Peu avant la Toussaint, Gaël participa à une fête techno et en raconta l’énorme succès à Lucas. Des milliers de jeunes avaient chanté, dansé, bu, chahuté, fricoté, niqué jusqu’à l’aube. Il se félicitait de vivre à une époque où le sexe, après des siècles où il était resté dépendant du sentiment amoureux, s’en était enfin libéré. Libre désormais, autonome, souverain, vivant pour son propre compte, il jouissait et prospérait sans en demander l’autorisation au cœur.
— Vous avez découvert la lune, dit Lucas.
Il prit un livre dans sa bibliothèque.
— Écoute un peu.
« Les jeunes c’est toujours si pressés d’aller faire l’amour, ça se dépêche tellement de saisir tout ce qu’on leur donne à croire pour s’amuser, qu’ils y regardent pas à deux fois en fait de sensations… Les voilà tout heureux… C’est content facilement les jeunes, ils jouissent comme ils veulent d’abord c’est vrai !
— Qui a écrit ça ? dit Gaël. Et quand ? Après mai 68, sûrement.
— Céline, en 1932.
— Un fumier d’antisémite ! Je ne l’ai pas lu.
— Vous dites « les jeunes, les jeunes », en croyant qu’ils l’ont inventé, l’amour à la va-vite, l’amour hors sentiment, l’amour de sexe, l’amour de peau. Belle nouveauté ! C’était déjà pareil, il y a quatre-vingts ans.
— Mais seulement pour les hétéros.
— En effet, admit Lucas.
— Notre intrusion sur la scène publique a tout bousculé. En 1932, on s’amusait, punto e basta. Nous avons transformé cette insouciance en conscience politique.
Dans l’affaire du mariage pour tous, qui agitait l’opinion en cet automne 2012, les gays prouvaient leur détermination. Tribunes dans Le Monde et dans Libération, préparatifs en vue d’une grande manifestation de rue, réunions de comités, distributions de tracts, ils se battaient sur tous les fronts : contre les calomnies de l’Église, contre les insinuations et les mensonges de la droite, contre l’inertie du gouvernement socialiste.
Finie l’époque où les métèques de naguère étaient condamnés à errer, çà et là, comme Olympio,

Regardant, sans entrer, par-dessus les clôtures,
Ainsi qu’un paria.

Ils constituaient maintenant une force politique avec laquelle il fallait compter.
— Je regrette, dit Gaël, que Gai Pied ait disparu. Une arme de combat nous manque. Nous n’avons plus un seul journal à notre disposition.
— L’importance qu’a eue Gai pied, on la reconnaît précisément à ceci : qu’il a dû s’interrompre, faute de lecteurs. La cause était gagnée.
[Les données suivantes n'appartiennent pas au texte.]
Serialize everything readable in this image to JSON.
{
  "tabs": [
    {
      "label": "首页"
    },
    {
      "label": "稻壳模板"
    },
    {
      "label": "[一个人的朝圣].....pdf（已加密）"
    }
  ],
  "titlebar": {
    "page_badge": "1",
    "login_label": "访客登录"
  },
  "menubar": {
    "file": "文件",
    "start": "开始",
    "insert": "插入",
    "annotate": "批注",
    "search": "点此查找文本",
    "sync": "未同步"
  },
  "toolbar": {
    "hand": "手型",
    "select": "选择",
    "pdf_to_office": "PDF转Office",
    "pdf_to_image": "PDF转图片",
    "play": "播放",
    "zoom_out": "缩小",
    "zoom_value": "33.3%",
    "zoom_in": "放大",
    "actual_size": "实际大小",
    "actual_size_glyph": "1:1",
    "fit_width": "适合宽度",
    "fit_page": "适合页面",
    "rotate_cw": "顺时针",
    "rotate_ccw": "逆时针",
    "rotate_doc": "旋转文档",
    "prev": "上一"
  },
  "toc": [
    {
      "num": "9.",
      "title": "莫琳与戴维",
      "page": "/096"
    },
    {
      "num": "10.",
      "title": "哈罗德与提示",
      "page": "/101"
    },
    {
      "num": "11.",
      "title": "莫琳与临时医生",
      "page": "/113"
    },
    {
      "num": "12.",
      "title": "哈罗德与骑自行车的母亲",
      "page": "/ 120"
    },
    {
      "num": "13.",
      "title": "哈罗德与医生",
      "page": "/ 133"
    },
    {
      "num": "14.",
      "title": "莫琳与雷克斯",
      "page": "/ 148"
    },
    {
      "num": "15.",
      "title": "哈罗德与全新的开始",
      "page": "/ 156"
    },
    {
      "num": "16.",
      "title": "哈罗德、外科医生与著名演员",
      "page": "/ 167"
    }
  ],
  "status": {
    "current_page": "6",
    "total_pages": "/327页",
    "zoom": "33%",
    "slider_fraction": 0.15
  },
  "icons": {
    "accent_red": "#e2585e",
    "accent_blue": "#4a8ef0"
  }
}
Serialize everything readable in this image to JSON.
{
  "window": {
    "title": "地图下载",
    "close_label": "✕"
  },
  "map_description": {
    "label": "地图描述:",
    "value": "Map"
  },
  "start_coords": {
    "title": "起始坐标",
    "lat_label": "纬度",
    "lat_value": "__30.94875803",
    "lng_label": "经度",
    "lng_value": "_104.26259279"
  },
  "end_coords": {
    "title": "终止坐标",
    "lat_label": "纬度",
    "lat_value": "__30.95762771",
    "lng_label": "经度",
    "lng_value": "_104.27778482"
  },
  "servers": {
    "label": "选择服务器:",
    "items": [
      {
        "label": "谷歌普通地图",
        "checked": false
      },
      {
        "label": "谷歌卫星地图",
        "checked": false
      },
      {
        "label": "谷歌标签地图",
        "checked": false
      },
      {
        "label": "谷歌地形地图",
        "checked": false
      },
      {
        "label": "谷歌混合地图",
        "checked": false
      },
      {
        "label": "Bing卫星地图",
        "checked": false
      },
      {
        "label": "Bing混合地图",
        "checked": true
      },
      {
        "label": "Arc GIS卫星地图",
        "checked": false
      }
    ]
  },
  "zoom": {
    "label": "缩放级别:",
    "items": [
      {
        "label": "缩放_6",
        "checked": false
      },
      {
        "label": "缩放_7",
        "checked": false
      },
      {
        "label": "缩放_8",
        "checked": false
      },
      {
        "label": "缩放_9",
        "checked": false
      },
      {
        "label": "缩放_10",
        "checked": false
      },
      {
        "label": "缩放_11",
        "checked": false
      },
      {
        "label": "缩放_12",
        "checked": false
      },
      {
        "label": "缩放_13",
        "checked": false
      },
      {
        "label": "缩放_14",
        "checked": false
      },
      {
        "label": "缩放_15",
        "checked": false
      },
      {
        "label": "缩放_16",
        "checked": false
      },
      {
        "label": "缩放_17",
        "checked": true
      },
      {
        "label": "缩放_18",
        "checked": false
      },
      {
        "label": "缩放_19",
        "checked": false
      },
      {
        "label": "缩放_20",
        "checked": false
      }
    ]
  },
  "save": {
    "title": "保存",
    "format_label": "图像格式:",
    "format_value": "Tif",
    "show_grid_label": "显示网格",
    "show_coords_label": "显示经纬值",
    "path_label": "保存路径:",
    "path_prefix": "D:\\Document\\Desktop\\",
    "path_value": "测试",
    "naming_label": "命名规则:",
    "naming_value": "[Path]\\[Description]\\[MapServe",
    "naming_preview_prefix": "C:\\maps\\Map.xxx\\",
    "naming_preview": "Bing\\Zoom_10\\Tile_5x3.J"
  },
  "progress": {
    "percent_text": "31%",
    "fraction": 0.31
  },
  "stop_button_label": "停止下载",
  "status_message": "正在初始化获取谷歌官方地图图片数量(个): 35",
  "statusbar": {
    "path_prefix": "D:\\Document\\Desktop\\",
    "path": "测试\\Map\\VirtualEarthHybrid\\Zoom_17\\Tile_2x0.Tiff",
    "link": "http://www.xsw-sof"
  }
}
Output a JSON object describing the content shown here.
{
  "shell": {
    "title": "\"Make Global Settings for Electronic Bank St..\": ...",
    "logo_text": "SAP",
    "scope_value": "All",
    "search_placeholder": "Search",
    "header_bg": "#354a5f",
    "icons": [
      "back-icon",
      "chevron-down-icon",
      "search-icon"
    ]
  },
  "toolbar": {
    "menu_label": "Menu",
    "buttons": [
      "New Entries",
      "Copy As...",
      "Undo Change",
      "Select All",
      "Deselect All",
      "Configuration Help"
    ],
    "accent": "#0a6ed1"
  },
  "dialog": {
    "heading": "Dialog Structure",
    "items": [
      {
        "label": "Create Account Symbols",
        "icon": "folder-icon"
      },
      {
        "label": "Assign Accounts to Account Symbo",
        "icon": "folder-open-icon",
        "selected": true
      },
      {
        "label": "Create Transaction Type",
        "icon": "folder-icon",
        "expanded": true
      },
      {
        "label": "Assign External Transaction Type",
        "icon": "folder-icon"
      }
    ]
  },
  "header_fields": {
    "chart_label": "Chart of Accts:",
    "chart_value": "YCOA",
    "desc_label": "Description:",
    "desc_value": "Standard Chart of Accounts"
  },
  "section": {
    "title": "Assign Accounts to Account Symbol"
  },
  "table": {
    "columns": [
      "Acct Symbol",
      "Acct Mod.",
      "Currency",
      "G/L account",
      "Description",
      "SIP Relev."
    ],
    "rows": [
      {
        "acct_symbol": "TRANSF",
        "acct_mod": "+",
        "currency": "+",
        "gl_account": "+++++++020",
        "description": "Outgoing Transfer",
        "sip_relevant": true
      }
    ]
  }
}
La presse spécialisée a fait son temps. N’ont survécu ni l’excellente revue Masques de Jean-Pierre Joecker, ni les Cahiers Gai Kitsch Camp (GKC) de Patrick Cardon. Et tant mieux, en un sens. Leur disparition signifie que nous n’en avons plus besoin.
Gaël semblait perplexe.
— Il est quand même dommage, dit-il, que nous n’ayons plus de porte-parole, à part le magazine Têtu.
— Mais regarde ce qu’il est devenu : rien de moins que l’homme-sandwich (il dut expliquer à Gaël l’expression) de la mode masculine. Ce n’est plus qu’une collection d’images et d’entrefilets publicitaires. Têtu nous vante les marques qu’il est nécessaire d’acheter pour rester in : vêtements, lunettes de soleil, crèmes de beauté, savonnettes, shampoings. Les barbes doivent être coupées d’une façon et pas d’une autre. Les photos de mannequins ont remplacé les pages de rédaction. Le sexe aventureux s’est dégradé en sexy de consommation.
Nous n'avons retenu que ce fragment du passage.